In vitro experimental study.

METHODS

Four cell types were harvested from three donor horses and plated in triplicate wells for 48 hours prior to the addition of amikacin. The effects of amikacin on cell viability were assessed for different exposure times, concentrations and with pH buffered or unbuffered in media, as well as in the presence of synovial fluid. Cell metabolism/viability was assessed by colorimetric MTT assay. Cell proliferation was assessed by live cell imaging. Cell viability was assessed using trypan blue and dimeric cyanine nucleic acid stain (yoyo-1). To determine the mechanism of cell death, apoptosis was evaluated using Annexin V and 7AAD staining with flow cytometric quantification. Induction of apoptotic cell death pathways was assessed using caspase-3 expression.

RESULTS

Amikacin is cytotoxic to equine joint cells and MSC in a rapid, dose-dependent, pH-independent manner, which occurs primarily by apoptosis.

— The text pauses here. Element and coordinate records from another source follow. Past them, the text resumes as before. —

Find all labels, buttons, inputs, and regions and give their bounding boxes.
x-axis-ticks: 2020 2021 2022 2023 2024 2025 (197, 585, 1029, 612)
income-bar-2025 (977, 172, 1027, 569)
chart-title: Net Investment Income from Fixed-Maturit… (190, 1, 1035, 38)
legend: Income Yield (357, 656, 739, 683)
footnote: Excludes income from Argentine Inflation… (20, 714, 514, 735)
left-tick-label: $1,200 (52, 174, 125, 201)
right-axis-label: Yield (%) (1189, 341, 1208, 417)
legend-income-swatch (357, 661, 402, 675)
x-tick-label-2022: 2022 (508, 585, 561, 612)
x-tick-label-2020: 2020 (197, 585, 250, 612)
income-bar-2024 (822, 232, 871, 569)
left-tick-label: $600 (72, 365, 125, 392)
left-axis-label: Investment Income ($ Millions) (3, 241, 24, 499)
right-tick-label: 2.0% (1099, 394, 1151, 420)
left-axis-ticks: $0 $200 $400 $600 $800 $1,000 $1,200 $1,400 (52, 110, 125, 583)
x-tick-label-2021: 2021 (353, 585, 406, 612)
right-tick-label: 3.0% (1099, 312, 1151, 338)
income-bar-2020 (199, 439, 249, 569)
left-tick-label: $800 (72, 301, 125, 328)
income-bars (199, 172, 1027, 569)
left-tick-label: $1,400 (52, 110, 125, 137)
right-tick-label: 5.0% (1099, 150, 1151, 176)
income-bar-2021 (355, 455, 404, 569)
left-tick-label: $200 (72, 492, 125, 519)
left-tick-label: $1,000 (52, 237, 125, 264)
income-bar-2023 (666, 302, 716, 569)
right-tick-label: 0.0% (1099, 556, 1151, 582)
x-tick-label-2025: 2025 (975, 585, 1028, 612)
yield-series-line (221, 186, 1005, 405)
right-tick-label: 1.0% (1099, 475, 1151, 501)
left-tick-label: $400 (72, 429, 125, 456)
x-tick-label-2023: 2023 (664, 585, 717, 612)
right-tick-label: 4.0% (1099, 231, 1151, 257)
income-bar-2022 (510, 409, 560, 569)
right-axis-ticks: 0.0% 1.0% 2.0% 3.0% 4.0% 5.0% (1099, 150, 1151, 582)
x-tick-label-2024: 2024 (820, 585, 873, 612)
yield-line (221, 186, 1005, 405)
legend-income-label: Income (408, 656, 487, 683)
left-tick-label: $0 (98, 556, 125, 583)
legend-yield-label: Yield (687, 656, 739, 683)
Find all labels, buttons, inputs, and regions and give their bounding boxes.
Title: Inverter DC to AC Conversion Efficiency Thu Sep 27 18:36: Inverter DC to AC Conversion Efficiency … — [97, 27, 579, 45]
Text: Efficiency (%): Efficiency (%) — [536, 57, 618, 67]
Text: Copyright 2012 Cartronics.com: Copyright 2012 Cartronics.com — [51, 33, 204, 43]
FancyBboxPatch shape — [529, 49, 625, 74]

Amikacin cytotoxicity was not mitigated by the addition of synovial fluid in vitro.

MAIN LIMITATIONS

Further studies are necessary to determine whether these in vitro results predict joint injury in live animal models.

CONCLUSIONS

Amikacin at clinically applied doses induces rapid, pronounced cell death of equine joint cells. These findings suggest that amikacin doses currently used intra-articularly should be reconsidered pending in vivo joint titration studies.